La Tercera, 31 de diciembre de 2018
Opinión

¿De vuelta al tabú?

Lucas Sierra I..

Mientras no se den mejores razones para limitar así la libertad de expresión, esto no parecerá más que una muda voluntad prohibicionista.

A propósito del debate que se ha planteado sobre el castigo penal del discurso “negacionista”, partamos de ciertos principios básicos, que por básicos solemos dar por sabidos, los omitimos y, por lo mismo, arriesgamos a olvidar.

La de expresión es una de nuestras libertades más elementales.

A esta conclusión se llega cualquiera sea el punto de vista moral. Si somos kantianos, la libertad de una persona para expresarse es prueba de que se le reconoce dignidad y autonomía como agente moral.

Si somos utilitaristas, es una libertad que agrega consecuencias positivas: sirve para revisar lo que sabemos y ponerlo a prueba, es un vigía permanente de la posibilidad de error, y es útil para controlar el poder y la corrección de su ejercicio.

Se trata, en principio, de una libertad que corre con ventaja a la hora de regular la tensión recíproca en que entra con otras libertades, derechos e intereses. Por esto, el peso de la argumentación cae primero sobre quien quiere limitarla, quien debe probar que de ella se deriva un daño concreto para un tercero (como en la injuria y calumnia), o que genera un peligro tal, que hace suponer que el daño se va a producir (como en el delito de incitación a la violencia o la sentencia de la Corte Suprema de EE.UU. que en 1919 condenó a una persona que, sabiendo que era mentira, gritó “¡fuego!” en un teatro lleno, provocando una estampida). Hay que probar un vínculo causal entre la expresión y un daño actual o potencial. ¿Lo han probado quienes buscan criminalizar el “negacionismo”? Los argumentos que han dado hasta ahora son, básicamente, dos.
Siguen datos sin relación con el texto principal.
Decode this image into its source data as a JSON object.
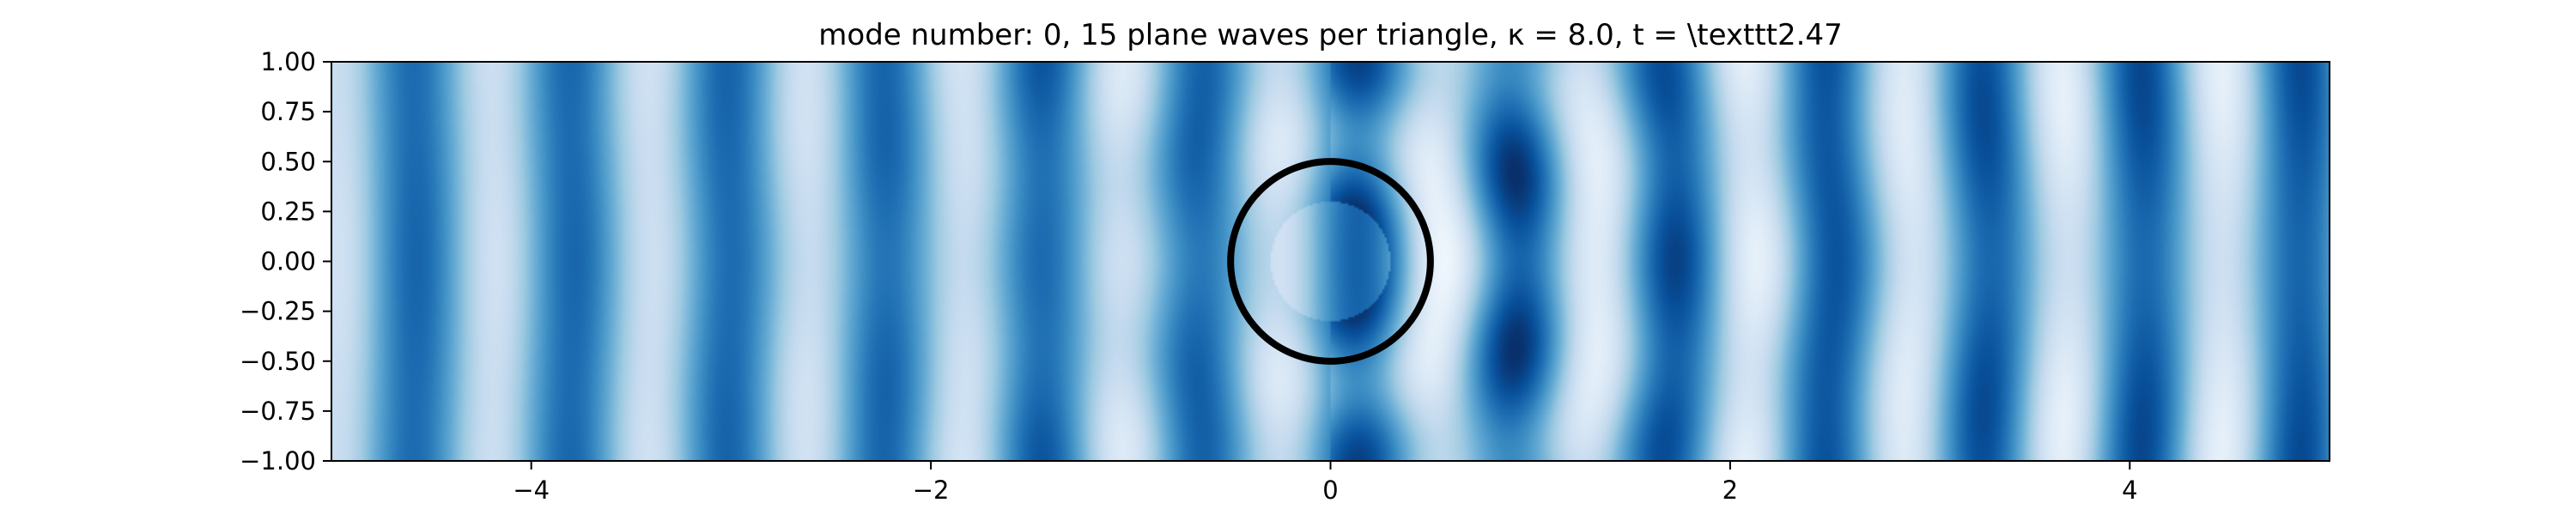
{
  "chart_data": {
    "type": "heatmap",
    "title": "mode number: 0, 15 plane waves per triangle, κ = 8.0, t =  \\texttt2.47",
    "xlabel": "",
    "ylabel": "",
    "xlim": [
      -5,
      5
    ],
    "ylim": [
      -1,
      1
    ],
    "xticks": [
      -4,
      -2,
      0,
      2,
      4
    ],
    "xtick_labels": [
      "−4",
      "−2",
      "0",
      "2",
      "4"
    ],
    "yticks": [
      1.0,
      0.75,
      0.5,
      0.25,
      0.0,
      -0.25,
      -0.5,
      -0.75,
      -1.0
    ],
    "ytick_labels": [
      "1.00",
      "0.75",
      "0.50",
      "0.25",
      "0.00",
      "−0.25",
      "−0.50",
      "−0.75",
      "−1.00"
    ],
    "colormap": "Blues",
    "grid": false,
    "field": {
      "kappa": 8.0,
      "mode_number": 0,
      "plane_waves_per_triangle": 15,
      "t": 2.47
    },
    "scatterer": {
      "shape": "circle",
      "center": [
        0,
        0
      ],
      "radius": 0.5,
      "color": "#000000"
    },
    "colors": {
      "colormap_light": "#f7fbff",
      "colormap_dark": "#08306b",
      "axes": "#000000"
    }
  }
}
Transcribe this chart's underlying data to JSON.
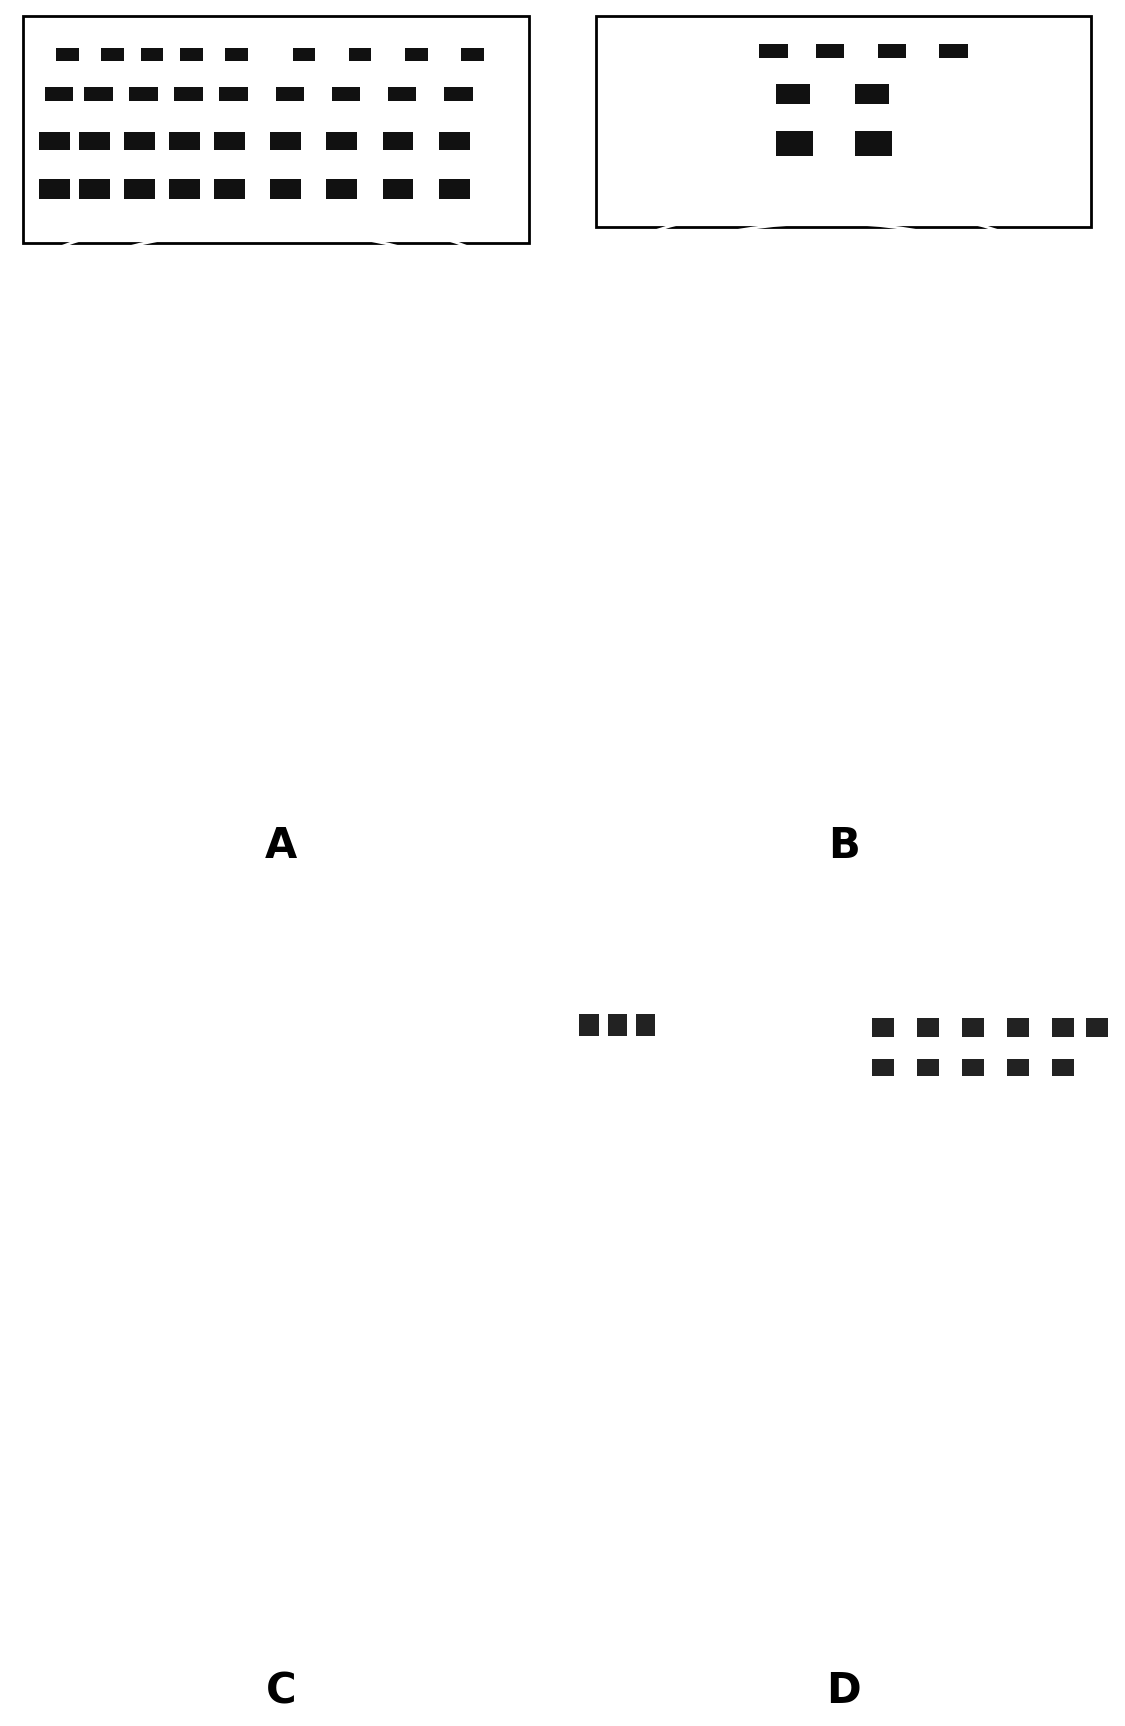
{
  "bg_color": "#000000",
  "white": "#ffffff",
  "fig_bg": "#ffffff",
  "label_color": "#000000",
  "panel_labels": [
    "A",
    "B",
    "C",
    "D"
  ],
  "label_fontsize": 30,
  "label_fontweight": "bold",
  "fig_width": 11.25,
  "fig_height": 17.26
}
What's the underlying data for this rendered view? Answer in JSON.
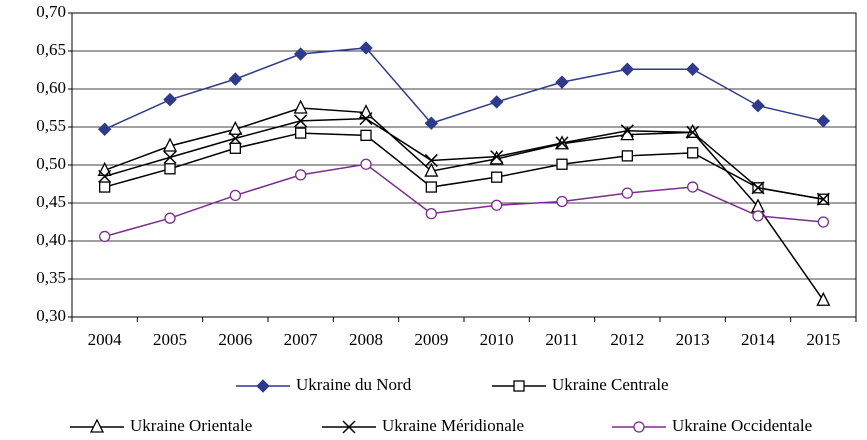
{
  "chart_data": {
    "type": "line",
    "categories": [
      "2004",
      "2005",
      "2006",
      "2007",
      "2008",
      "2009",
      "2010",
      "2011",
      "2012",
      "2013",
      "2014",
      "2015"
    ],
    "series": [
      {
        "name": "Ukraine du Nord",
        "color": "#2e3a8c",
        "marker": "diamond",
        "values": [
          0.547,
          0.586,
          0.613,
          0.646,
          0.654,
          0.555,
          0.583,
          0.609,
          0.626,
          0.626,
          0.578,
          0.558
        ]
      },
      {
        "name": "Ukraine Centrale",
        "color": "#000000",
        "marker": "square",
        "values": [
          0.471,
          0.495,
          0.522,
          0.542,
          0.539,
          0.471,
          0.484,
          0.501,
          0.512,
          0.516,
          0.47,
          0.455
        ]
      },
      {
        "name": "Ukraine Orientale",
        "color": "#000000",
        "marker": "triangle",
        "values": [
          0.493,
          0.525,
          0.547,
          0.575,
          0.569,
          0.492,
          0.508,
          0.528,
          0.54,
          0.543,
          0.445,
          0.322
        ]
      },
      {
        "name": "Ukraine Méridionale",
        "color": "#000000",
        "marker": "x",
        "values": [
          0.485,
          0.51,
          0.535,
          0.558,
          0.561,
          0.506,
          0.511,
          0.529,
          0.545,
          0.543,
          0.47,
          0.455
        ]
      },
      {
        "name": "Ukraine Occidentale",
        "color": "#7b2d8e",
        "marker": "circle",
        "values": [
          0.406,
          0.43,
          0.46,
          0.487,
          0.501,
          0.436,
          0.447,
          0.452,
          0.463,
          0.471,
          0.433,
          0.425
        ]
      }
    ],
    "ylim": [
      0.3,
      0.7
    ],
    "yticks": [
      {
        "value": 0.3,
        "label": "0,30"
      },
      {
        "value": 0.35,
        "label": "0,35"
      },
      {
        "value": 0.4,
        "label": "0,40"
      },
      {
        "value": 0.45,
        "label": "0,45"
      },
      {
        "value": 0.5,
        "label": "0,50"
      },
      {
        "value": 0.55,
        "label": "0,55"
      },
      {
        "value": 0.6,
        "label": "0,60"
      },
      {
        "value": 0.65,
        "label": "0,65"
      },
      {
        "value": 0.7,
        "label": "0,70"
      }
    ],
    "grid": true
  }
}
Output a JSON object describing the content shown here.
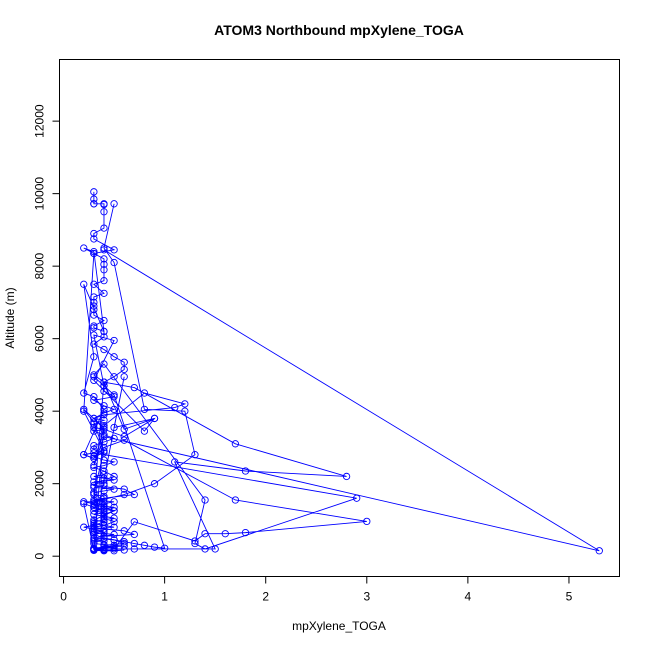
{
  "chart_data": {
    "type": "line",
    "title": "ATOM3 Northbound mpXylene_TOGA",
    "xlabel": "mpXylene_TOGA",
    "ylabel": "Altitude (m)",
    "xlim": [
      -0.04,
      5.5
    ],
    "ylim": [
      -560,
      13700
    ],
    "xticks": [
      0,
      1,
      2,
      3,
      4,
      5
    ],
    "xtick_labels": [
      "0",
      "1",
      "2",
      "3",
      "4",
      "5"
    ],
    "yticks": [
      0,
      2000,
      4000,
      6000,
      8000,
      10000,
      12000
    ],
    "ytick_labels": [
      "0",
      "2000",
      "4000",
      "6000",
      "8000",
      "10000",
      "12000"
    ],
    "grid": false,
    "marker": "open-circle",
    "color": "#0000ff",
    "series": [
      {
        "x": [
          0.3,
          0.3,
          0.3,
          0.3,
          0.4,
          0.4,
          0.4,
          0.4,
          0.3,
          0.3,
          0.5,
          0.3,
          0.4,
          0.4,
          0.4,
          0.4,
          0.3,
          0.4,
          0.3,
          0.3,
          0.3,
          0.3,
          0.3,
          0.4,
          0.3,
          0.3,
          0.4,
          0.4,
          0.3,
          0.4,
          0.5,
          0.6,
          0.6,
          0.5,
          0.4,
          0.4,
          0.4,
          0.5,
          0.3,
          0.4,
          0.5,
          0.4,
          0.3,
          0.4,
          0.3,
          0.3,
          0.4,
          0.3,
          0.4,
          0.5,
          0.4,
          0.3,
          0.3,
          0.4,
          0.3,
          0.4,
          0.5,
          0.4,
          0.3,
          0.4,
          0.5,
          0.4,
          0.3,
          0.6,
          0.7,
          0.4,
          0.3,
          0.4,
          0.3,
          0.5,
          0.4,
          0.4,
          0.5,
          0.4,
          0.3,
          0.4,
          0.6,
          0.7,
          0.4,
          0.3,
          0.5,
          0.6,
          0.4,
          0.5,
          0.3,
          0.4,
          0.3,
          0.4,
          0.5,
          0.6,
          0.4,
          0.3,
          0.4,
          0.3,
          0.4,
          0.6,
          0.5,
          0.4,
          0.3,
          0.3,
          0.4,
          0.3,
          0.4,
          0.4,
          0.5,
          0.3,
          0.4,
          0.3,
          0.5,
          0.4,
          0.3,
          0.3,
          0.4,
          0.5,
          0.4,
          0.3,
          0.4,
          0.3,
          0.4,
          0.5,
          0.3,
          0.4,
          0.5,
          0.3,
          0.4,
          0.4,
          0.3,
          0.3,
          0.4,
          0.5,
          0.3,
          0.4,
          0.4,
          0.3,
          0.5,
          0.4,
          0.3,
          0.4
        ],
        "y": [
          10050,
          9850,
          9720,
          9720,
          9720,
          9700,
          9500,
          9050,
          8900,
          8750,
          8450,
          8350,
          8200,
          8050,
          7900,
          7600,
          7500,
          7250,
          7150,
          7000,
          6900,
          6800,
          6650,
          6500,
          6350,
          6300,
          6200,
          6050,
          5850,
          5700,
          5500,
          5350,
          5150,
          4950,
          4800,
          4700,
          4550,
          4400,
          4300,
          4150,
          4050,
          3950,
          3800,
          3750,
          3650,
          3550,
          3500,
          3450,
          3350,
          3250,
          3150,
          3050,
          2950,
          2850,
          2750,
          2650,
          2600,
          2500,
          2450,
          2350,
          2200,
          2100,
          1950,
          1850,
          1700,
          1600,
          1500,
          1400,
          1350,
          1250,
          1150,
          1050,
          950,
          850,
          800,
          750,
          700,
          600,
          550,
          500,
          450,
          350,
          300,
          250,
          200,
          180,
          160,
          150,
          150,
          170,
          160,
          190,
          200,
          220,
          250,
          280,
          300,
          320,
          350,
          400,
          420,
          450,
          500,
          550,
          600,
          650,
          700,
          750,
          800,
          850,
          900,
          950,
          1000,
          1050,
          1100,
          1150,
          1200,
          1250,
          1300,
          1350,
          1400,
          1450,
          1500,
          1550,
          1600,
          1650,
          1700,
          1750,
          1800,
          1850,
          1900,
          1950,
          2000,
          2050,
          2100,
          2150,
          2200,
          2250
        ]
      },
      {
        "x": [
          0.5,
          0.4,
          0.5,
          0.8,
          1.2,
          1.3,
          0.9,
          0.6,
          0.3,
          0.4,
          0.7,
          1.7,
          2.8,
          1.8,
          1.1,
          1.5,
          0.7,
          0.4,
          0.3,
          0.4,
          0.8,
          1.2,
          1.1,
          0.4,
          0.3,
          0.4,
          0.6,
          0.9,
          0.6,
          0.4,
          0.3,
          0.4,
          1.4,
          1.3,
          1.4,
          2.9,
          0.3,
          0.2,
          0.3,
          0.4,
          0.6,
          1.7,
          3.0,
          1.8,
          1.6,
          1.4,
          1.3,
          0.7,
          0.5,
          0.3,
          0.2,
          0.3,
          0.4
        ],
        "y": [
          9720,
          8500,
          8100,
          4050,
          4000,
          2800,
          2000,
          1700,
          1500,
          4800,
          4650,
          3100,
          2200,
          2350,
          2600,
          200,
          200,
          200,
          180,
          3600,
          4500,
          4200,
          4100,
          3900,
          3800,
          3500,
          3300,
          3800,
          3500,
          4800,
          5000,
          5300,
          1550,
          350,
          200,
          1600,
          2850,
          2800,
          2700,
          3000,
          3200,
          1550,
          960,
          650,
          620,
          620,
          420,
          950,
          200,
          180,
          1450,
          1350,
          1250
        ]
      },
      {
        "x": [
          0.4,
          5.3,
          0.4,
          0.3,
          0.4,
          0.2,
          0.3,
          0.4,
          0.2,
          0.3,
          0.2,
          0.3,
          0.4,
          0.2,
          0.3,
          0.2,
          0.3,
          0.4,
          0.2,
          0.3,
          0.4,
          0.3,
          0.4,
          0.2,
          0.3,
          0.4,
          0.5,
          0.3,
          0.4,
          0.3,
          0.2,
          0.3,
          0.4,
          0.3,
          0.4,
          0.5,
          0.6,
          0.7,
          0.8,
          0.9,
          1.0,
          0.5,
          0.3,
          0.4,
          0.3,
          0.5,
          0.3,
          0.8,
          0.9,
          0.5,
          0.6,
          0.3
        ],
        "y": [
          8450,
          150,
          3300,
          2500,
          3550,
          4050,
          3700,
          2900,
          4000,
          8350,
          8500,
          8400,
          6200,
          7500,
          5500,
          4500,
          4400,
          4050,
          2800,
          2700,
          2900,
          1750,
          1500,
          1500,
          1450,
          1350,
          1250,
          1000,
          950,
          850,
          800,
          750,
          650,
          600,
          500,
          450,
          400,
          350,
          300,
          250,
          220,
          4450,
          4950,
          4700,
          6100,
          5950,
          4850,
          3450,
          3800,
          3550,
          4950,
          700
        ]
      }
    ]
  }
}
Uno tiene que ver con la no repetición de los horrores ocurridos entre 1973 y 1990, el “nunca más”. El otro con la dignidad de las víctimas de esos horrores. ¿Son suficientes? El hecho de que algunos nieguen que existió un cuartel de la DINA en la calle Simón Bolívar, por ejemplo, o que los detenidos que por ahí pasaron siguen desaparecidos, no parece ser suficiente como para arriesgar una represión como esa otra vez. Esto dependerá de innumerables factores que son independientes de la negación (entre éstos, paradójicamente, andar restringiendo libertades civiles).

Y también es dudoso que la negación de hechos que han generado comisiones, que han sido detalladamente registrados en informes y que han dado lugar a reparaciones por ley, además de condenas judiciales, produzca en las víctimas un daño tal que justifique criminalizar el discurso. Además, las víctimas ya cuentan con herramientas en caso de sentirse dañadas: el delito de injuria, la acción de protección o la civil por daño moral.

Mientras no se den mejores razones para limitar así la libertad de expresión, esto no parecerá más que una muda voluntad prohibicionista.

Un retroceso a esa primitiva lógica de control social que es el tabú.